Di tepi dusun, ada sebuah kawasan yang dulu kami kenal sebagai "Ngluwah". Ngluwah tak lain adalah sebuah hutan kecil di pinggiran desaku. Hutan itu, bagi kami anak-anak desa, bukan hanya sekadar rimbunan pepohonan dan semak belukar, tapi sebuah arena kehidupan. Di sanalah kami bermain, berlari, tertawa, menggembala kambing, dan sesekali menantang diri memanjat pohon tertinggi. Setiap jengkal tanah di sana seolah menyimpan guratan cerita masa kecil kami, kenangan yang tak pernah pudar meski waktu terus berputar.


Namun kini, Ngluwah tak lagi sama. Perubahan telah merangkulnya dalam wujud yang baru. Kanan dan kiri jalan menuju Ngluwah berdiri warung-warung kecil, milik para tetangga dan teman-teman masa kecilku yang mencoba menghidupi keluarga dengan usaha UMKM. Di antara bangunan-bangunan sederhana itu, terasa betapa kehidupan terus berjalan, menciptakan peluang baru di tengah perubahan yang tak terhindarkan.


Selepas magrib, aku dan Mas Aris, Bujang Jiapangulu yang sedang menanti qudrot Illahi datangnya Bidadari, memutuskan untuk singgah di sebuah warung milik Pak Kades. Warung itu sederhana, tapi ada kehangatan yang tak bisa dibeli dengan uang di sana. Di meja kayu unik sebagai saksi sore ini, secangkir kopi panas mengepul di depan kami. Aroma kopi yang khas menguar, membawa serta kenangan masa lalu yang kembali terlintas di benakku.


"Ngluwah memang sudah banyak berubah, ya?" gumamku sambil menyeruput kopi pelan.

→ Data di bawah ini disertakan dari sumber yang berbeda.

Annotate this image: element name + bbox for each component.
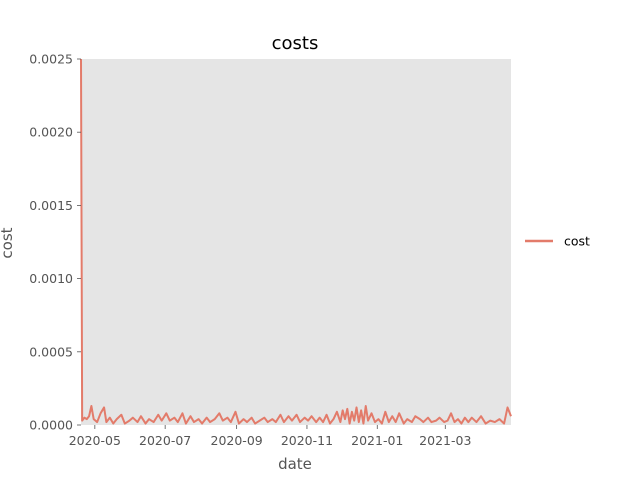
legend-label: cost	[564, 234, 590, 249]
x-tick-label: 2020-09	[211, 433, 263, 448]
x-tick-label: 2020-07	[139, 433, 191, 448]
x-axis-label: date	[278, 455, 312, 473]
y-tick-label: 0.0000	[29, 418, 73, 433]
y-tick-label: 0.0020	[29, 125, 73, 140]
y-tick-label: 0.0025	[29, 52, 73, 67]
x-tick-label: 2020-11	[281, 433, 333, 448]
legend: cost	[525, 234, 590, 249]
y-axis-ticks: 0.0000 0.0005 0.0010 0.0015 0.0020 0.0025	[29, 52, 81, 433]
chart-title: costs	[272, 33, 319, 54]
x-tick-label: 2020-05	[69, 433, 121, 448]
x-axis-ticks: 2020-05 2020-07 2020-09 2020-11 2021-01 2021-…	[69, 425, 471, 448]
y-axis-label: cost	[0, 227, 16, 258]
series-layer	[80, 58, 512, 425]
y-tick-label: 0.0015	[29, 198, 73, 213]
x-tick-label: 2021-03	[419, 433, 471, 448]
x-tick-label: 2021-01	[351, 433, 403, 448]
y-tick-label: 0.0010	[29, 271, 73, 286]
plot-background	[81, 59, 511, 425]
y-tick-label: 0.0005	[29, 344, 73, 359]
series-line-cost	[80, 58, 512, 425]
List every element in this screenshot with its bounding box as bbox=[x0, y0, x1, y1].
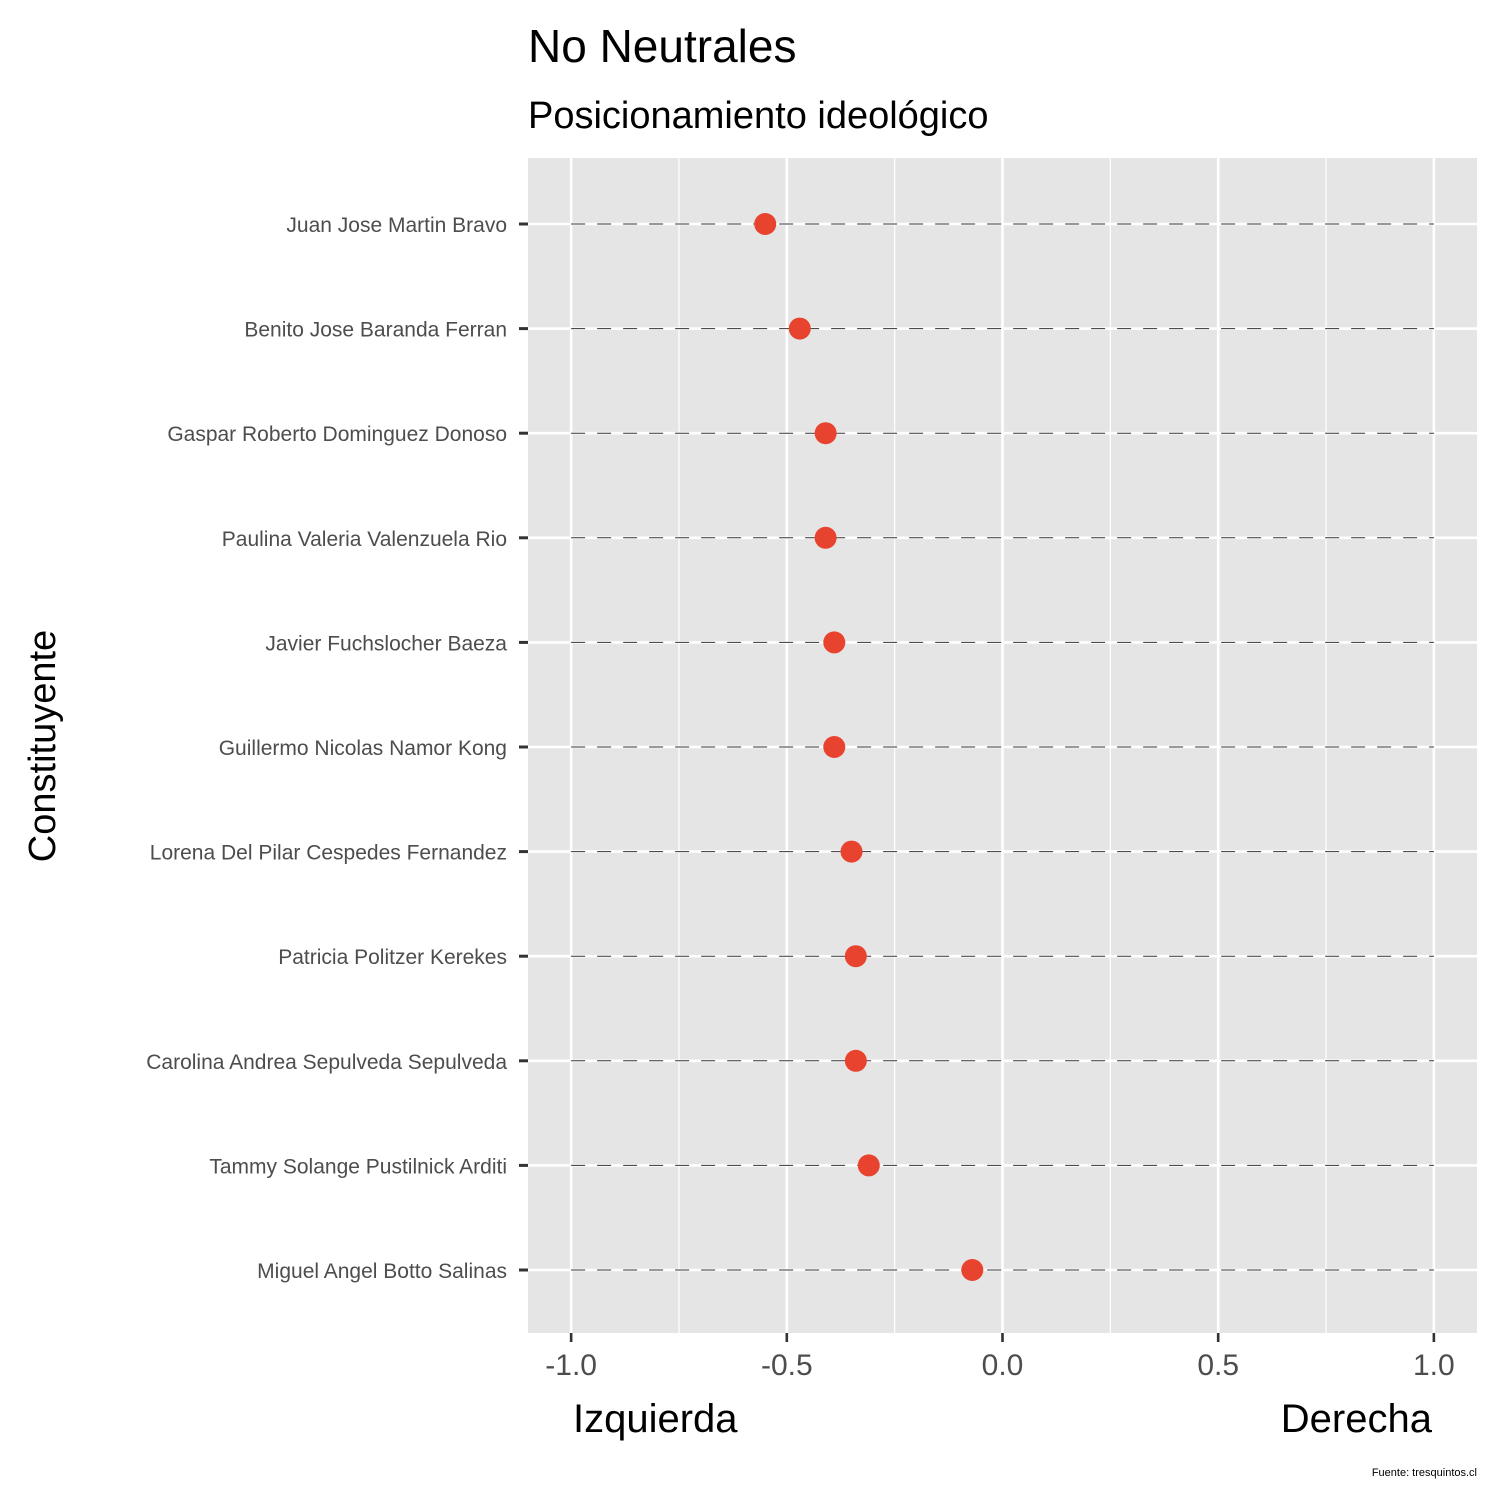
data-point bbox=[814, 526, 837, 549]
x-tick-label: 1.0 bbox=[1413, 1349, 1455, 1382]
y-tick-label: Carolina Andrea Sepulveda Sepulveda bbox=[146, 1051, 507, 1074]
y-tick-label: Miguel Angel Botto Salinas bbox=[257, 1260, 507, 1283]
x-right-label: Derecha bbox=[1281, 1397, 1433, 1441]
dash-lines bbox=[571, 223, 1434, 1271]
x-tick-label: 0.5 bbox=[1197, 1349, 1239, 1382]
y-tick-label: Juan Jose Martin Bravo bbox=[286, 214, 507, 237]
y-tick-label: Gaspar Roberto Dominguez Donoso bbox=[167, 423, 507, 446]
y-tick-label: Paulina Valeria Valenzuela Rio bbox=[222, 528, 507, 551]
data-point bbox=[844, 1049, 867, 1072]
x-axis: -1.0 -0.5 0.0 0.5 1.0 bbox=[545, 1333, 1455, 1382]
x-tick-label: -0.5 bbox=[761, 1349, 813, 1382]
x-left-label: Izquierda bbox=[573, 1397, 738, 1441]
y-tick-label: Tammy Solange Pustilnick Arditi bbox=[209, 1155, 507, 1178]
data-point bbox=[823, 631, 846, 654]
data-point bbox=[961, 1259, 984, 1281]
data-point bbox=[857, 1154, 880, 1177]
data-point bbox=[823, 736, 846, 758]
y-tick-label: Patricia Politzer Kerekes bbox=[278, 946, 507, 969]
y-tick-label: Javier Fuchslocher Baeza bbox=[265, 632, 507, 655]
data-point bbox=[840, 840, 863, 863]
x-tick-label: -1.0 bbox=[545, 1349, 597, 1382]
chart-title: No Neutrales bbox=[528, 20, 796, 72]
data-point bbox=[754, 213, 777, 235]
data-point bbox=[844, 945, 867, 968]
data-point bbox=[788, 317, 811, 340]
data-points bbox=[754, 213, 984, 1281]
data-point bbox=[814, 422, 837, 445]
y-axis: Juan Jose Martin Bravo Benito Jose Barand… bbox=[146, 214, 528, 1283]
chart-subtitle: Posicionamiento ideológico bbox=[528, 95, 989, 137]
source-caption: Fuente: tresquintos.cl bbox=[1372, 1467, 1477, 1479]
y-tick-label: Benito Jose Baranda Ferran bbox=[244, 319, 507, 342]
y-tick-label: Guillermo Nicolas Namor Kong bbox=[219, 737, 507, 760]
x-tick-label: 0.0 bbox=[982, 1349, 1024, 1382]
grid-major bbox=[528, 158, 1477, 1333]
y-tick-label: Lorena Del Pilar Cespedes Fernandez bbox=[150, 842, 507, 865]
grid-minor bbox=[678, 158, 1327, 1333]
y-axis-title: Constituyente bbox=[22, 630, 64, 862]
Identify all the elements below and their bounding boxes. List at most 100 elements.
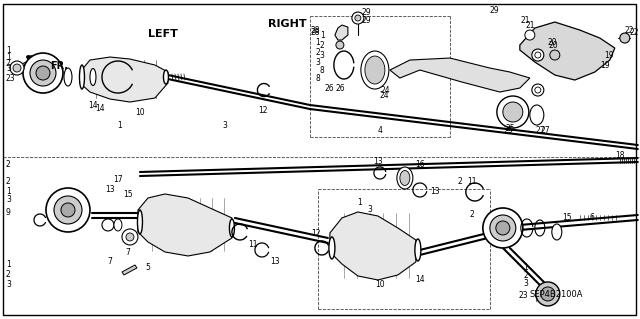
Ellipse shape	[552, 224, 562, 240]
Ellipse shape	[90, 69, 96, 85]
Ellipse shape	[365, 56, 385, 84]
Ellipse shape	[79, 65, 84, 89]
Text: LEFT: LEFT	[148, 29, 178, 39]
Text: 2: 2	[6, 58, 11, 68]
Text: 1: 1	[320, 31, 324, 40]
Polygon shape	[390, 58, 530, 92]
Text: 19: 19	[600, 61, 609, 70]
Circle shape	[496, 221, 510, 235]
Text: 23: 23	[6, 73, 15, 83]
Text: 3: 3	[6, 196, 11, 204]
Circle shape	[503, 102, 523, 122]
Text: 4: 4	[378, 125, 382, 135]
Circle shape	[532, 84, 544, 96]
Text: 13: 13	[373, 158, 383, 167]
Ellipse shape	[163, 70, 168, 84]
Text: 2: 2	[315, 48, 320, 56]
Text: 2: 2	[458, 177, 462, 187]
Circle shape	[483, 208, 523, 248]
Text: 15: 15	[123, 190, 132, 199]
Text: 2: 2	[523, 271, 528, 280]
Text: 29: 29	[362, 8, 371, 17]
Polygon shape	[80, 57, 168, 102]
Text: 6: 6	[590, 213, 595, 222]
Text: 2: 2	[6, 271, 11, 279]
Polygon shape	[520, 22, 615, 80]
Text: 20: 20	[548, 38, 557, 47]
Text: 17: 17	[113, 175, 123, 184]
Circle shape	[10, 61, 24, 75]
Text: 14: 14	[88, 100, 98, 109]
Circle shape	[36, 66, 50, 80]
Text: 7: 7	[108, 257, 113, 266]
Ellipse shape	[229, 219, 234, 237]
Ellipse shape	[530, 105, 544, 125]
Text: 11: 11	[467, 177, 477, 187]
Circle shape	[122, 229, 138, 245]
Circle shape	[525, 30, 535, 40]
Text: 13: 13	[105, 185, 115, 195]
Text: 10: 10	[375, 280, 385, 289]
Polygon shape	[138, 194, 232, 256]
Circle shape	[126, 233, 134, 241]
Ellipse shape	[329, 237, 335, 259]
Circle shape	[54, 196, 82, 224]
Text: 28: 28	[310, 27, 320, 37]
Text: 3: 3	[523, 279, 528, 288]
Text: 13: 13	[270, 257, 280, 266]
Text: 2: 2	[6, 177, 11, 187]
Ellipse shape	[397, 167, 413, 189]
Text: 18: 18	[615, 151, 625, 160]
Polygon shape	[330, 212, 416, 280]
Ellipse shape	[64, 68, 72, 86]
Text: 14: 14	[415, 276, 425, 285]
Text: 8: 8	[315, 73, 320, 83]
Text: 14: 14	[95, 104, 105, 113]
Circle shape	[490, 215, 516, 241]
Text: 3: 3	[367, 205, 372, 214]
Text: 29: 29	[490, 5, 499, 15]
Circle shape	[30, 60, 56, 86]
Text: 3: 3	[6, 63, 11, 72]
Polygon shape	[335, 25, 348, 40]
Text: 22: 22	[630, 27, 639, 37]
Text: 25: 25	[503, 125, 513, 135]
Text: 11: 11	[248, 241, 257, 249]
Text: 24: 24	[380, 91, 390, 100]
Text: 26: 26	[335, 84, 345, 93]
Circle shape	[23, 53, 63, 93]
Circle shape	[541, 287, 555, 301]
Text: 15: 15	[562, 213, 572, 222]
Circle shape	[536, 282, 560, 306]
Text: 25: 25	[505, 123, 515, 132]
Ellipse shape	[114, 219, 122, 231]
Polygon shape	[122, 265, 137, 275]
Text: 1: 1	[523, 263, 528, 272]
Text: 2: 2	[6, 160, 11, 169]
Text: 28: 28	[310, 26, 320, 34]
Text: 3: 3	[320, 50, 324, 60]
Text: 2: 2	[320, 41, 324, 49]
Text: 13: 13	[430, 188, 440, 197]
Text: 3: 3	[223, 121, 227, 130]
Text: 1: 1	[315, 38, 320, 47]
Circle shape	[550, 50, 560, 60]
Ellipse shape	[415, 239, 421, 261]
Text: 20: 20	[548, 41, 557, 49]
Text: 23: 23	[518, 292, 528, 300]
Text: 21: 21	[520, 16, 529, 25]
Text: 1: 1	[6, 261, 11, 270]
Text: 1: 1	[6, 46, 11, 55]
Text: 29: 29	[362, 16, 371, 25]
Text: 9: 9	[6, 209, 11, 218]
Circle shape	[13, 64, 21, 72]
Circle shape	[61, 203, 75, 217]
Text: 3: 3	[6, 280, 11, 289]
Circle shape	[46, 188, 90, 232]
Text: 26: 26	[324, 84, 334, 93]
Text: 2: 2	[470, 211, 474, 219]
Circle shape	[336, 41, 344, 49]
Text: RIGHT: RIGHT	[268, 19, 307, 29]
Text: 27: 27	[535, 125, 545, 135]
Text: 5: 5	[145, 263, 150, 272]
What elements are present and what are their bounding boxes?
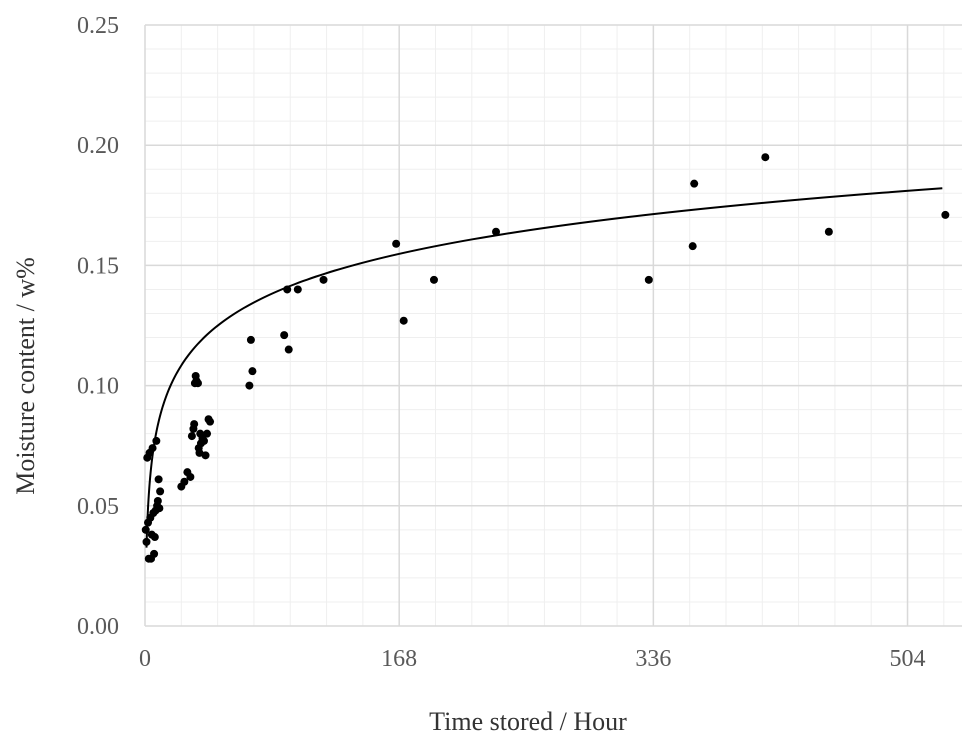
data-point: [148, 444, 157, 453]
data-point: [203, 429, 212, 438]
data-point: [155, 504, 164, 513]
data-point: [248, 367, 257, 376]
x-tick-label: 168: [381, 646, 417, 672]
data-point: [153, 496, 162, 505]
data-point: [429, 275, 438, 284]
data-point: [150, 549, 159, 558]
data-point: [193, 379, 202, 388]
data-point: [399, 316, 408, 325]
data-point: [319, 275, 328, 284]
data-point: [201, 451, 210, 460]
data-point: [824, 227, 833, 236]
data-point: [141, 525, 150, 534]
data-point: [245, 381, 254, 390]
y-tick-label: 0.20: [77, 133, 119, 159]
data-point: [280, 331, 289, 340]
x-axis-tick-labels: 0 168 336 504: [139, 646, 926, 672]
y-tick-label: 0.25: [77, 13, 119, 39]
data-point: [187, 432, 196, 441]
data-point: [688, 242, 697, 251]
y-tick-label: 0.10: [77, 374, 119, 400]
data-point: [761, 153, 770, 162]
data-point: [180, 477, 189, 486]
y-tick-label: 0.05: [77, 494, 119, 520]
data-point: [142, 537, 151, 546]
data-point: [492, 227, 501, 236]
data-point: [941, 210, 950, 219]
data-point: [206, 417, 215, 426]
data-point: [392, 239, 401, 248]
x-tick-label: 504: [890, 646, 926, 672]
major-gridlines: [144, 24, 962, 627]
data-point: [150, 533, 159, 542]
data-point: [200, 436, 209, 445]
data-points: [141, 153, 950, 563]
x-tick-label: 0: [139, 646, 151, 672]
data-point: [246, 335, 255, 344]
data-point: [284, 345, 293, 354]
trendline: [145, 187, 943, 548]
minor-gridlines: [144, 24, 962, 627]
data-point: [293, 285, 302, 294]
data-point: [690, 179, 699, 188]
data-point: [152, 436, 161, 445]
data-point: [644, 275, 653, 284]
data-point: [283, 285, 292, 294]
y-tick-label: 0.15: [77, 253, 119, 279]
data-point: [195, 448, 204, 457]
y-axis-tick-labels: 0.00 0.05 0.10 0.15 0.20 0.25: [77, 13, 119, 640]
data-point: [154, 475, 163, 484]
data-point: [156, 487, 165, 496]
data-point: [190, 420, 199, 429]
data-point: [186, 472, 195, 481]
y-axis-title: Moisture content / w%: [11, 257, 40, 495]
x-axis-title: Time stored / Hour: [429, 707, 627, 731]
x-tick-label: 336: [635, 646, 671, 672]
y-tick-label: 0.00: [77, 614, 119, 640]
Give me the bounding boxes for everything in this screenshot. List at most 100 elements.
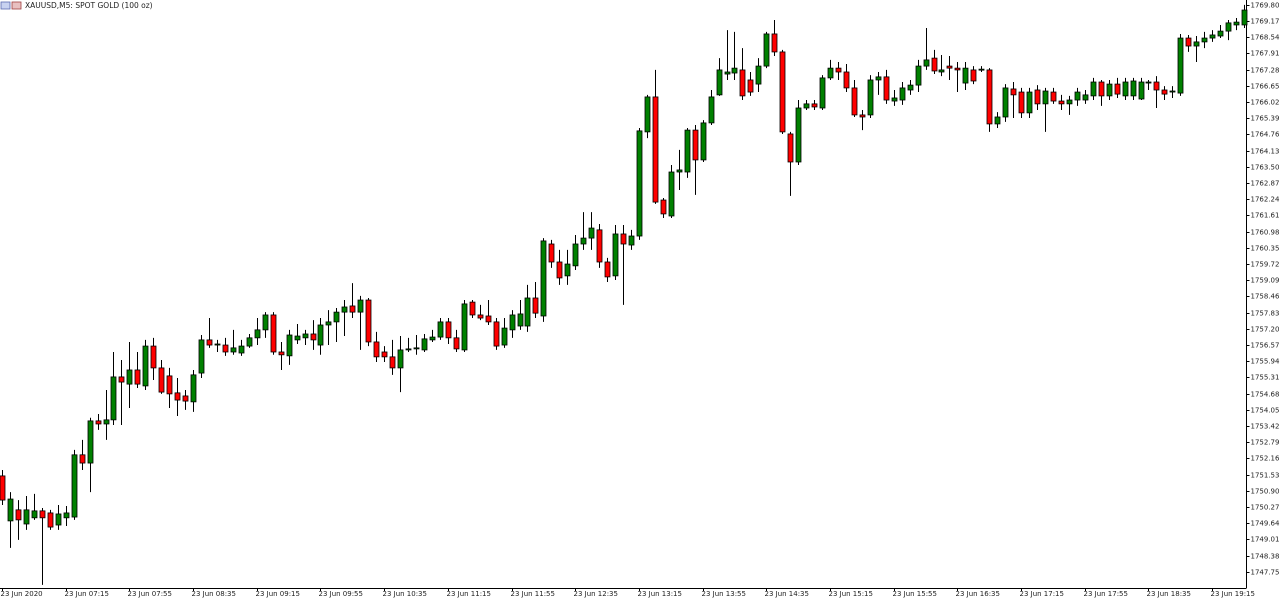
candle-body	[63, 512, 70, 519]
y-tick-label: 1764.76	[1251, 131, 1280, 139]
candle-body	[1114, 83, 1121, 95]
candle-body	[150, 345, 157, 369]
candle-body	[158, 367, 165, 393]
candle-body	[692, 129, 699, 161]
candle-body	[994, 116, 1001, 125]
candle-body	[724, 71, 731, 75]
candle-body	[365, 299, 372, 343]
candle-body	[1153, 81, 1160, 91]
candle-body	[1138, 81, 1145, 100]
candle-body	[923, 59, 930, 67]
y-tick-label: 1755.31	[1251, 374, 1280, 382]
candle-body	[771, 33, 778, 53]
candle-body	[270, 314, 277, 353]
candle-body	[899, 87, 906, 101]
y-tick-label: 1763.50	[1251, 164, 1280, 172]
candle-body	[461, 303, 468, 351]
candle-body	[867, 79, 874, 116]
candle-body	[1034, 89, 1041, 105]
y-tick-label: 1754.68	[1251, 391, 1280, 399]
candle-body	[787, 133, 794, 163]
y-tick-label: 1753.42	[1251, 423, 1280, 431]
candle-body	[827, 67, 834, 79]
candle-body	[493, 321, 500, 347]
y-tick-label: 1769.80	[1251, 2, 1280, 10]
x-tick-label: 23 Jun 19:15	[1211, 590, 1255, 598]
candle-body	[1225, 22, 1232, 32]
candle-body	[819, 77, 826, 109]
candle-body	[700, 122, 707, 161]
y-tick-label: 1758.46	[1251, 293, 1280, 301]
x-tick-label: 23 Jun 11:15	[447, 590, 491, 598]
candle-body	[166, 375, 173, 395]
candle-body	[134, 369, 141, 385]
candle-body	[310, 333, 317, 341]
candle-body	[1241, 9, 1248, 26]
candle-body	[859, 114, 866, 118]
candle-body	[652, 96, 659, 203]
candle-body	[843, 71, 850, 89]
candle-body	[716, 69, 723, 96]
candle-body	[1026, 91, 1033, 114]
candle-body	[477, 314, 484, 319]
candle-body	[381, 351, 388, 358]
y-tick-label: 1766.02	[1251, 99, 1280, 107]
candle-body	[39, 510, 46, 519]
y-tick-label: 1766.65	[1251, 83, 1280, 91]
candle-body	[373, 341, 380, 358]
candle-body	[1169, 90, 1176, 93]
x-tick-label: 23 Jun 17:15	[1020, 590, 1064, 598]
x-tick-label: 23 Jun 09:15	[256, 590, 300, 598]
candle-body	[254, 329, 261, 339]
candle-body	[190, 374, 197, 403]
candle-body	[1002, 87, 1009, 118]
candle-body	[986, 69, 993, 125]
candle-body	[978, 68, 985, 71]
x-tick-label: 23 Jun 15:55	[893, 590, 937, 598]
candle-body	[286, 334, 293, 357]
candle-body	[397, 349, 404, 369]
candle-body	[875, 76, 882, 81]
candle-body	[779, 51, 786, 133]
candle-body	[15, 509, 22, 521]
candle-body	[851, 87, 858, 116]
y-tick-label: 1749.01	[1251, 536, 1280, 544]
x-tick-label: 23 Jun 08:35	[192, 590, 236, 598]
x-tick-label: 23 Jun 14:35	[765, 590, 809, 598]
candle-body	[564, 263, 571, 277]
candle-body	[1090, 81, 1097, 97]
candle-body	[604, 261, 611, 278]
candle-body	[1185, 37, 1192, 47]
y-tick-label: 1762.24	[1251, 196, 1280, 204]
candle-body	[238, 345, 245, 354]
candle-body	[731, 67, 738, 74]
candle-body	[1082, 94, 1089, 101]
candle-body	[795, 107, 802, 163]
candle-body	[962, 67, 969, 84]
y-tick-label: 1757.20	[1251, 326, 1280, 334]
x-tick-label: 23 Jun 2020	[1, 590, 43, 598]
candle-body	[970, 69, 977, 82]
y-tick-label: 1749.64	[1251, 520, 1280, 528]
candle-body	[636, 130, 643, 237]
candle-body	[302, 333, 309, 339]
candle-body	[71, 454, 78, 518]
y-tick-label: 1767.91	[1251, 50, 1280, 58]
y-tick-label: 1754.05	[1251, 407, 1280, 415]
x-tick-label: 23 Jun 13:15	[638, 590, 682, 598]
candle-body	[556, 261, 563, 279]
candle-body	[660, 199, 667, 215]
candle-body	[915, 65, 922, 86]
candle-body	[95, 420, 102, 425]
y-tick-label: 1756.57	[1251, 342, 1280, 350]
candle-body	[485, 315, 492, 323]
candle-body	[612, 233, 619, 277]
candle-body	[1161, 89, 1168, 95]
x-tick-label: 23 Jun 13:55	[702, 590, 746, 598]
y-tick-label: 1747.75	[1251, 569, 1280, 577]
candle-body	[835, 67, 842, 73]
candle-body	[118, 376, 125, 383]
y-tick-label: 1752.79	[1251, 439, 1280, 447]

Mas Aris mengangguk pelan, matanya menerawang jauh ke arah pepohonan yang masih tersisa di ujung sana. "Iya, tapi kenangannya nggak pernah berubah. Rasanya baru kemarin kita main dan mengumbar tawa di sini."


Aku tersenyum tipis, menyadari betapa waktu telah mengubah banyak hal di sekitar kami, tapi kenangan itu tetap utuh, tersimpan rapi di dalam hati. Di tengah segala perubahan, ada sesuatu yang tak bisa disentuh oleh waktu, yaitu perasaan dan memori yang terukir dari masa kecil. Kopi sore itu seolah menjadi pengantar bagi kami untuk kembali meresapi masa lalu, meski hanya sejenak, sebelum kembali berhadapan dengan kenyataan yang terus bergerak maju.


Ngopi di Ngluwah, di bawah langit yang perlahan mulai gelap, diiringi suara jangkrik dan riuh rendah kehidupan malam dusun, menjadi momen yang begitu syahdu. Rasanya seperti melintasi batas waktu, berdamai dengan perubahan, dan mensyukuri setiap langkah yang telah diambil dalam perjalanan hidup ini.


Di sini, di antara tegukan kopi yang hangat, aku menemukan ketenangan. Ketenangan yang hanya bisa dirasakan di tempat yang penuh dengan kenangan, di mana setiap sudutnya pernah menjadi saksi bisu perjalanan hidupku.


Selain Mas Aris, Pak Lurah tiba-tiba ikut merapat menghampiri kami. Beliau dengan senyumnya yang ramah membawa secangkir kopi yang baru saja dibuat di warungnya sendiri, kemudian duduk di sebelah kami. Kehadirannya menambah hangat suasana sore yang perlahan mulai berubah gelap. Obrolan kami, yang semula hanyut dalam kenangan masa kecil, beralih menjadi bincang-bincang ringan yang mengalir santai.


"Eh, gimana kabar kalian berdua?" tanya Pak Lurah, menyelipkan pertanyaan yang terdengar akrab, seperti seorang teman lama yang tak pernah berjarak.


"Baik, Pak. Habis capek muter-muter proyek bendungan, sekarang ngopi dulu," jawab Mas Aris sambil tersenyum. Aku hanya mengangguk kecil, membenarkan jawaban Mas Aris.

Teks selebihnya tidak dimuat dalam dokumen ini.